For each of the three moves the snake can make — straight, turn right, turn left — flood-fill from the cell it would land on and count how many cells are reachable. Normalize by the grid size. A move into a tiny 4-cell pocket scores near zero; a move into open territory scores high.

This is the feature that grants tail-awareness. The agent can now see a dead end before it walks into one, because the dead end shows up as a collapse in free space.

def _free_space(self, head, d, body):
    start = (head[0] + d[0], head[1] + d[1])
    sr, sc = start
    if not (0 <= sr < GRID_SIZE and 0 <= sc < GRID_SIZE) or start in body:
        return 0.0

    seen = {start}
    stack = [start]
    while stack:
        r, c = stack.pop()
        for nr, nc in ((r-1, c), (r+1, c), (r, c-1), (r, c+1)):
            if (0 <= nr < GRID_SIZE and 0 <= nc < GRID_SIZE
                    and (nr, nc) not in body and (nr, nc) not in seen):
                seen.add((nr, nc))
                stack.append((nr, nc))
    return len(seen) / (GRID_SIZE * GRID_SIZE)

2. Tail Direction

Where is the tail relative to the head (up/down/left/right)? This nudges the agent toward the classic Snake survival strategy: chase your own tail, because the cell your tail is leaving is always about to become safe.

3. Danger Distance Instead of a Danger Bit

The old sensor was binary: obstacle in the next cell, yes or no. I replaced it with a ray-cast: how many clear cells are there before the first obstacle, normalized. 0 means "wall is right there," higher means "clear runway ahead." Same three directions, but now with depth.

def _ray_danger(self, head, d, body):
    steps = 0
    r, c = head[0] + d[0], head[1] + d[1]
    while 0 <= r < GRID_SIZE and 0 <= c < GRID_SIZE and (r, c) not in body:
        steps += 1
        r += d[0]
        c += d[1]
    return steps / GRID_SIZE

I also tossed in a normalized snake length so the policy can learn to get more cautious as it grows. All told, the observation went from 11 floats to 19.

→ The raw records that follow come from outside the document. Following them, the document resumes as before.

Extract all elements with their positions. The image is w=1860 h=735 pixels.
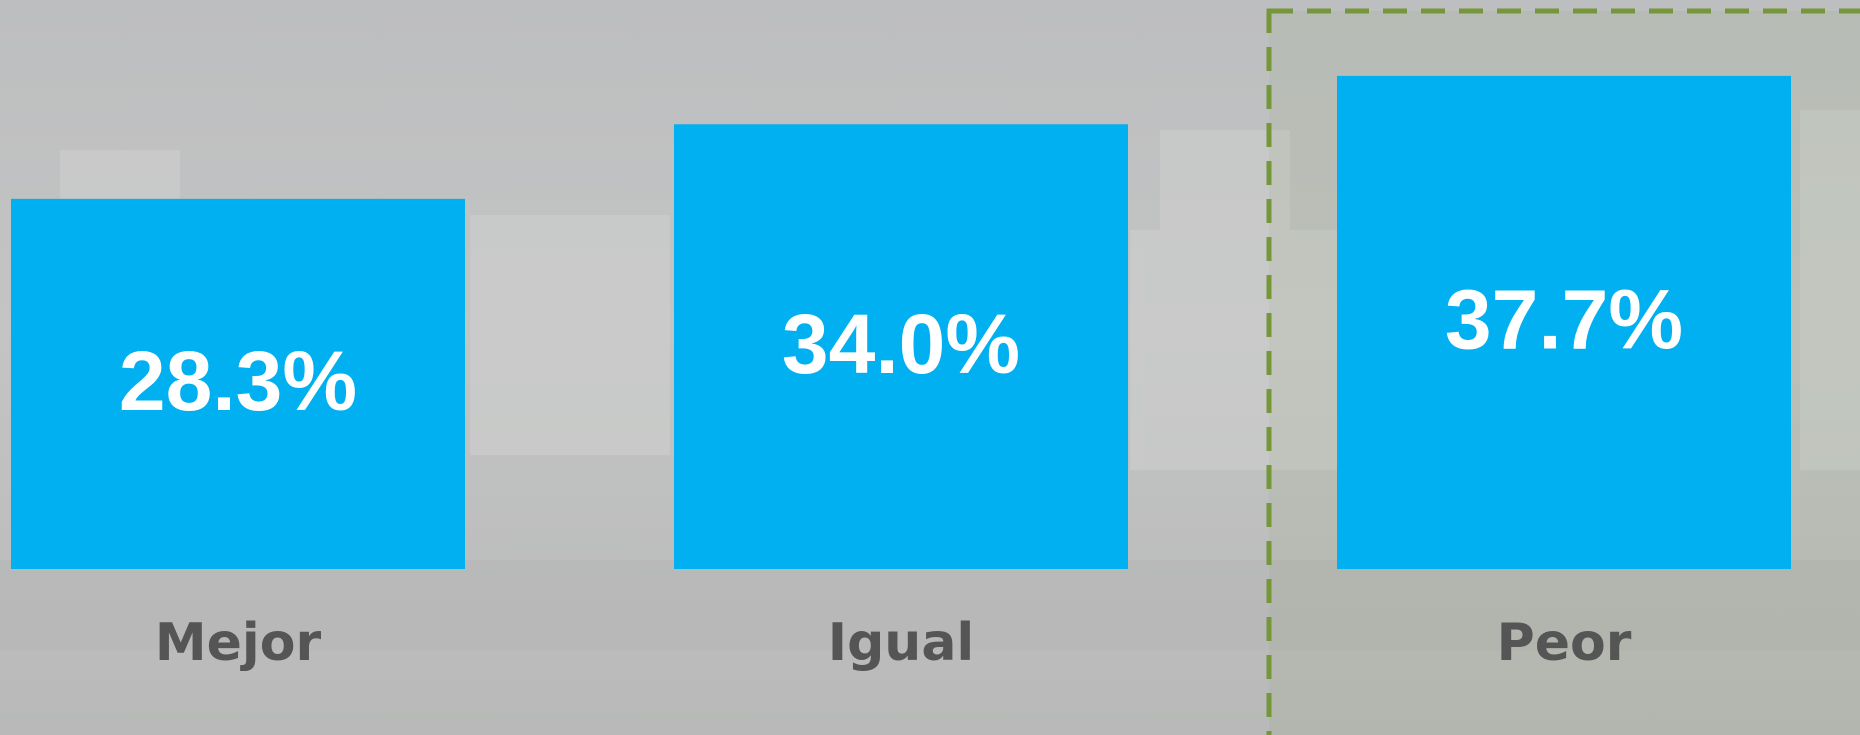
- value-label: 34.0%: [782, 297, 1020, 391]
- page: {"chart_data": {"type": "bar", "categori…: [0, 0, 1860, 735]
- category-label: Mejor: [155, 613, 322, 673]
- chart: 28.3% Mejor 34.0% Igual 37.7% Peor: [0, 0, 1860, 735]
- value-label: 37.7%: [1445, 273, 1683, 367]
- value-label: 28.3%: [119, 334, 357, 428]
- category-label: Peor: [1497, 613, 1632, 673]
- category-label: Igual: [828, 613, 975, 673]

A couple of correctness details that matter: both the flood-fill and the ray-cast treat the body as snake[:-1] — the tail cell is excluded, because it vacates on the next tick and isn't a real obstacle. This matches the actual self-collision rule in the game's step function, so the agent's perception lines up with reality. The flood-fill is also an iterative stack rather than recursion, since the pure-Python environment is already the training bottleneck and the hot path needs to stay tight.

The Payoff

Changing the observation shape means the old brain is incompatible — different input size — so I retrained from scratch. Worth a quick note: the trainer defaults to resuming from the last checkpoint, so the first run blew up with a shape-mismatch error until I passed --fresh. Obvious in hindsight.

Then the result: 100,000 timesteps with the new observation beat the old 2.5-million-step agent. Roughly twice as good — at 1/25th the training.

The new snake threads through tight gaps, follows its tail, and fills the board instead of strangling itself in a corner. Same algorithm. Same tiny network. Same reward function. The only thing that changed was what the agent was allowed to see.

The Lesson

It's tempting — especially right now — to treat every "the model isn't smart enough" problem as a compute problem. Train longer. Scale the network. Throw more at it.

But compute can only optimize over the information you hand the model. 2.5 million steps couldn't teach the snake something its eyes couldn't report. The 25× speedup didn't come from a better optimizer or a bigger net. It came from a flood-fill — from deciding the agent should be able to see open space.

Representation is the lever. Before you scale the compute, ask whether the information the model needs is even in the input. Often it isn't, and the cheapest, highest-leverage fix in all of machine learning is just: let the model see the thing it needs to see.

The project is a Snake game + DQN agent that share a single Gymnasium environment, so the AI trains against exactly the game a human plays. Built in Python with stable-baselines3 and pygame-ce.